Perante todos estes convivas, li um discurso de despedida que era um autêntica provocação. Transcrevo:

“Alguém disse que o jornalismo e o Estado são as duas grandes mafias da actualidade. Eu diria que constituem uma única mafia. É através dos órgãos de informação que o Estado nos tenta fazer acreditar que faz o que nós queremos.
Com efeito, a informação é um dos principais sustentáculos do Poder – e isto, tanto o jornalismo situacionista, como o que se declara da Oposição, tanto nas sociedades ocidentais, como nas de Leste.
As organizações políticas limitam-se a lutar pela reforma da sociedade – mesmo as que se dizem anti-reformistas. Nenhuma delas sugere uma mudança radical do sistema. O que não é para admirar, já que tudo o que seja organização, cheira a burocracia.
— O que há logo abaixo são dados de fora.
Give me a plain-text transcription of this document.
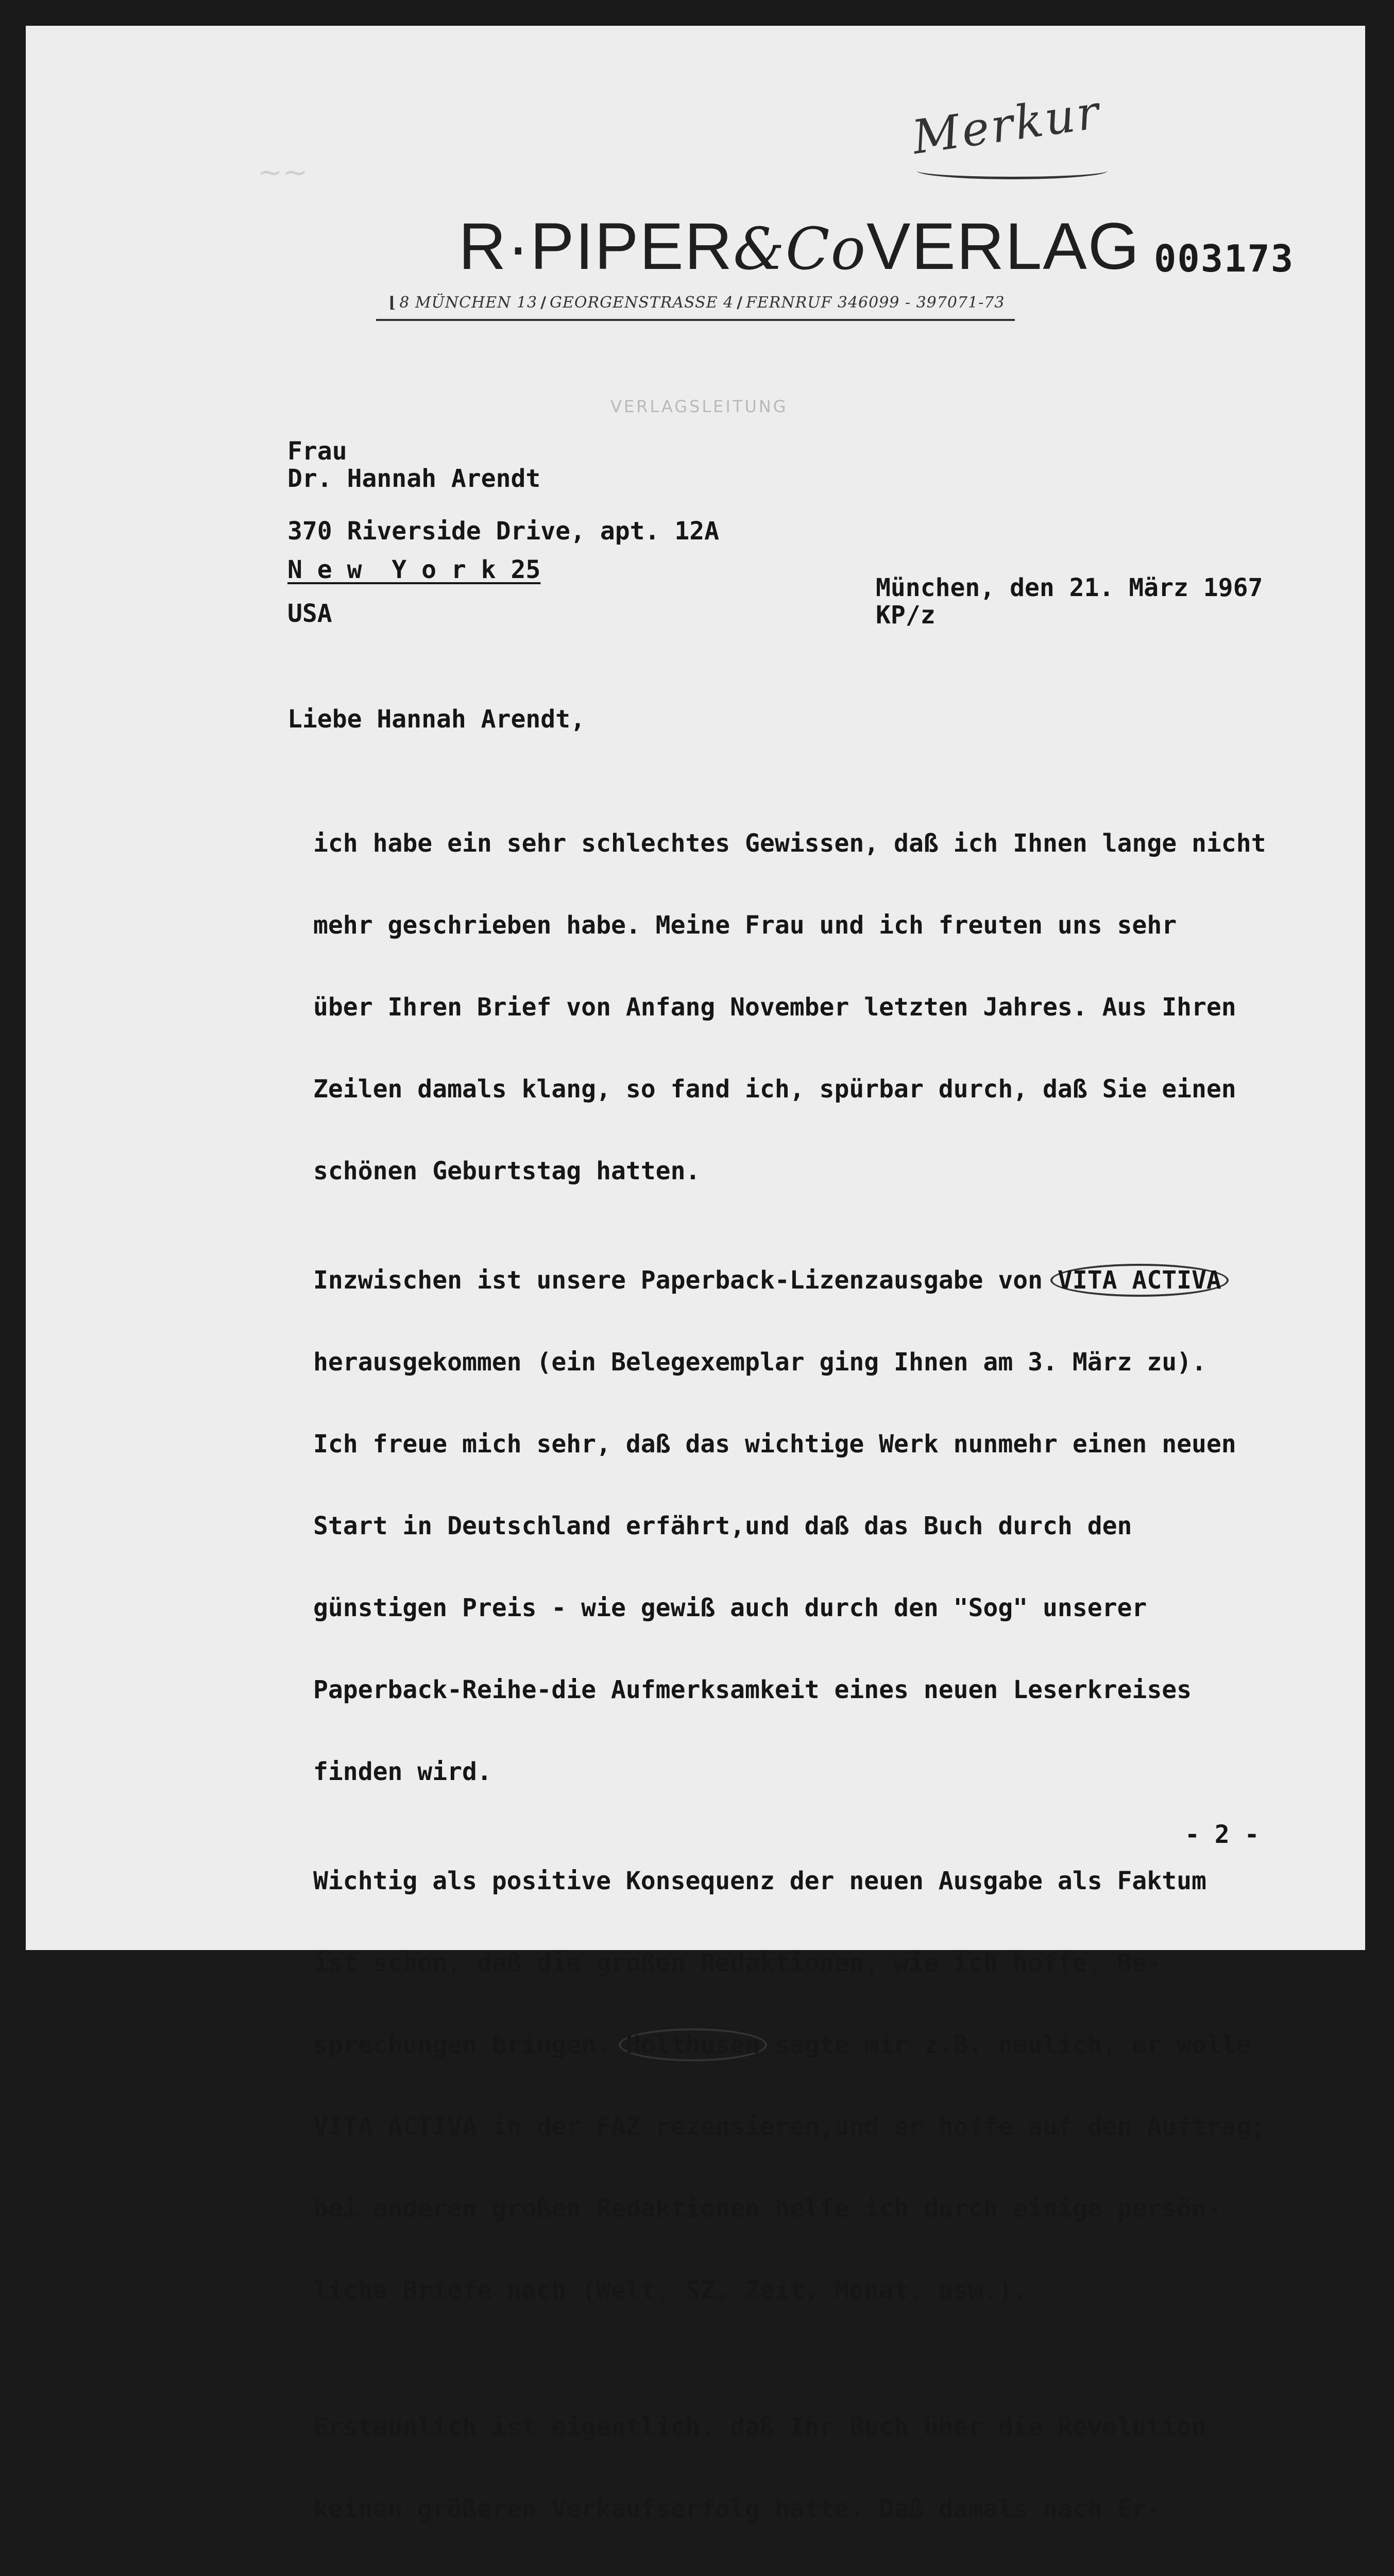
Merkur
~~
R·PIPER&CoVERLAG 003173
⌊ 8 MÜNCHEN 13 / GEORGENSTRASSE 4 / FERNRUF 346099 - 397071-73
VERLAGSLEITUNG
Frau
Dr. Hannah Arendt
370 Riverside Drive, apt. 12A
N e w  Y o r k 25
USA
München, den 21. März 1967
KP/z
Liebe Hannah Arendt,

ich habe ein sehr schlechtes Gewissen, daß ich Ihnen lange nicht

mehr geschrieben habe. Meine Frau und ich freuten uns sehr

über Ihren Brief von Anfang November letzten Jahres. Aus Ihren

Zeilen damals klang, so fand ich, spürbar durch, daß Sie einen

schönen Geburtstag hatten.

Inzwischen ist unsere Paperback-Lizenzausgabe von VITA ACTIVA

herausgekommen (ein Belegexemplar ging Ihnen am 3. März zu).

Ich freue mich sehr, daß das wichtige Werk nunmehr einen neuen

Start in Deutschland erfährt,und daß das Buch durch den

günstigen Preis - wie gewiß auch durch den "Sog" unserer

Paperback-Reihe-die Aufmerksamkeit eines neuen Leserkreises

finden wird.

Wichtig als positive Konsequenz der neuen Ausgabe als Faktum

ist schon, daß die großen Redaktionen, wie ich hoffe, Be-

sprechungen bringen. Holthusen sagte mir z.B. neulich, er wolle

VITA ACTIVA in der FAZ rezensieren,und er hoffe auf den Auftrag;

bei anderen großen Redaktionen helfe ich durch einige persön-

liche Briefe nach (Welt, SZ, Zeit, Monat, usw.).

Erstaunlich ist eigentlich, daß Ihr Buch über die Revolution

keinen größeren Verkaufserfolg hatte. Daß damals nach Er-

- 2 -
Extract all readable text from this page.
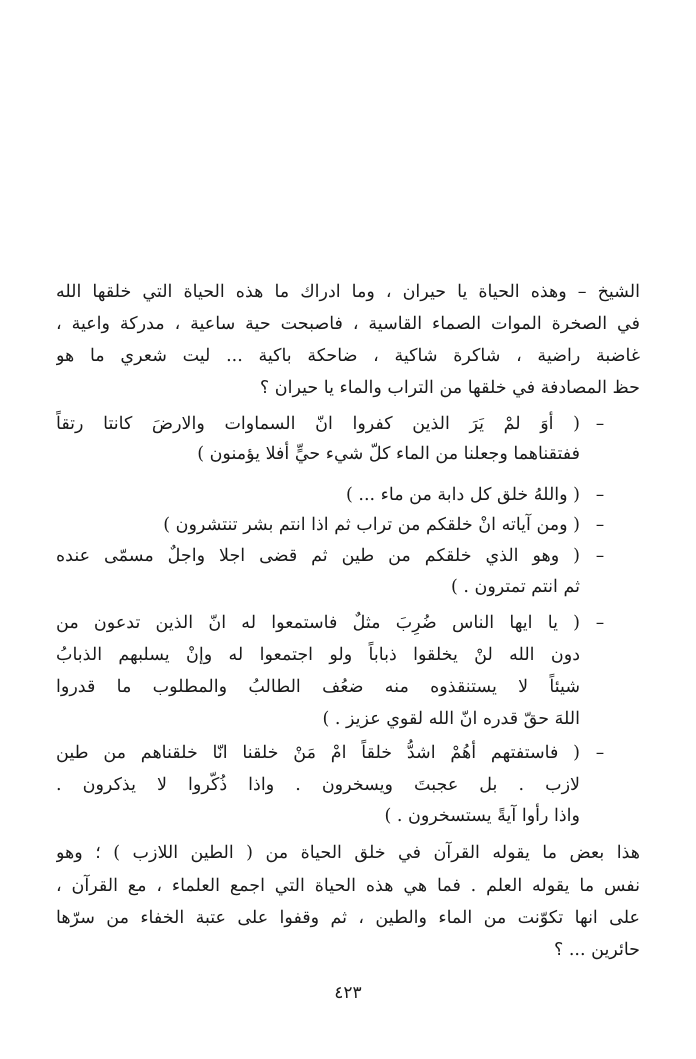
الشيخ – وهذه الحياة يا حيران ، وما ادراك ما هذه الحياة التي خلقها الله
في الصخرة الموات الصماء القاسية ، فاصبحت حية ساعية ، مدركة واعية ،
غاضبة راضية ، شاكرة شاكية ، ضاحكة باكية ... ليت شعري ما هو
حظ المصادفة في خلقها من التراب والماء يا حيران ؟
–
( أوَ لمْ يَرَ الذين كفروا انّ السماوات والارضَ كانتا رتقاً
ففتقناهما وجعلنا من الماء كلّ شيء حيٍّ أفلا يؤمنون )
–
( واللهُ خلق كل دابة من ماء ... )
–
( ومن آياته انْ خلقكم من تراب ثم اذا انتم بشر تنتشرون )
–
( وهو الذي خلقكم من طين ثم قضى اجلا واجلٌ مسمّى عنده
ثم انتم تمترون . )
–
( يا ايها الناس ضُرِبَ مثلٌ فاستمعوا له انّ الذين تدعون من
دون الله لنْ يخلقوا ذباباً ولو اجتمعوا له وإنْ يسلبهم الذبابُ
شيئاً لا يستنقذوه منه ضعُف الطالبُ والمطلوب ما قدروا
اللهَ حقّ قدره انّ الله لقوي عزيز . )
–
( فاستفتهم أهُمْ اشدُّ خلقاً امْ مَنْ خلقنا انّا خلقناهم من طين
لازب . بل عجبتَ ويسخرون . واذا ذُكّروا لا يذكرون .
واذا رأوا آيةً يستسخرون . )
هذا بعض ما يقوله القرآن في خلق الحياة من ( الطين اللازب ) ؛ وهو
نفس ما يقوله العلم . فما هي هذه الحياة التي اجمع العلماء ، مع القرآن ،
على انها تكوّنت من الماء والطين ، ثم وقفوا على عتبة الخفاء من سرّها
حائرين ... ؟
٤٢٣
Exigem-se mais infantários para armazenar as crianças, mais asilos para encarcerar os velhos, melhorias salariais para que as pessoas comprem o que não lhes faz falta, direito ao trabalho quando ainda não está provado que o trabalho seja essencial.
Vejam bem que as organizações políticas que não estão no Poder até têm o descaramento de exigir que o governo caia, que os ministros se demitam, que o presidente se vá embora. E para quê? Para que sejam substituídos por outros governos, outros ministros e outros presidentes..
É que não há governos bons e governos maus. Há governos.
E se há governo, sou contra.
Quem facilita e incrementa esta grande confusão é a imprensa. Há jornais que apoiam o Poder e há jornais que o atacam, em prol de outro Poder. Nenhum põe em causa o sistema. E querem-nos fazer crer que os prédios são melhores que as pequenas construções, que os automóveis são preferíveis às bicicletas, que é necessário reservar alguns espaços para parques infantis e por aí fora.
É também graças aos órgãos de informação que se continua a confundir ciência com tecnologia. As viagens espaciais – tal como são realizadas na nossa civilização – não traduzem um avanço da ciência mas da tecnologia. E as suas intenções são as mesmas, quer a Este quer a Leste – maior poder. E com o avanço da tecnologia, a ciência recua.
É por isso que o jornalismo é o principal sustentáculo do Poder, do Estado burocrático e opressor, da ditadura da tecnologia e do previamente planeado sobre a ciência e a espontaneidade, da ditadura do sistema sobre os homens..
Quem quiser continuar a ser jornalista, que continue.
Mas que divulgue como e quando se plantam as alfaces, como se livram as hortas das pragas de gafanhotos, lagartas e lesmas, como se torna fértil uma zona árida sem recorrer a produtos químicos, como se toca flauta e bombo, como se conversa com as pessoas, como se vive. Sobretudo, que ignore o Poder e os seus lacaios – tanto os que o exercem, como os que gostariam de o exercer..
Como previa, a esmagadora maioria das pessoas ri-se – o que vem confirmar a minha tese. Não levais isto a sério – o que prova que tenho razão no que digo.
Resta-me acrescentar que espero que, um dia destes, os jornalistas constituam uma espécie em vias de extinção. Paulatinamente, serão substituídos pelos mensageiros da correspondência colectiva.”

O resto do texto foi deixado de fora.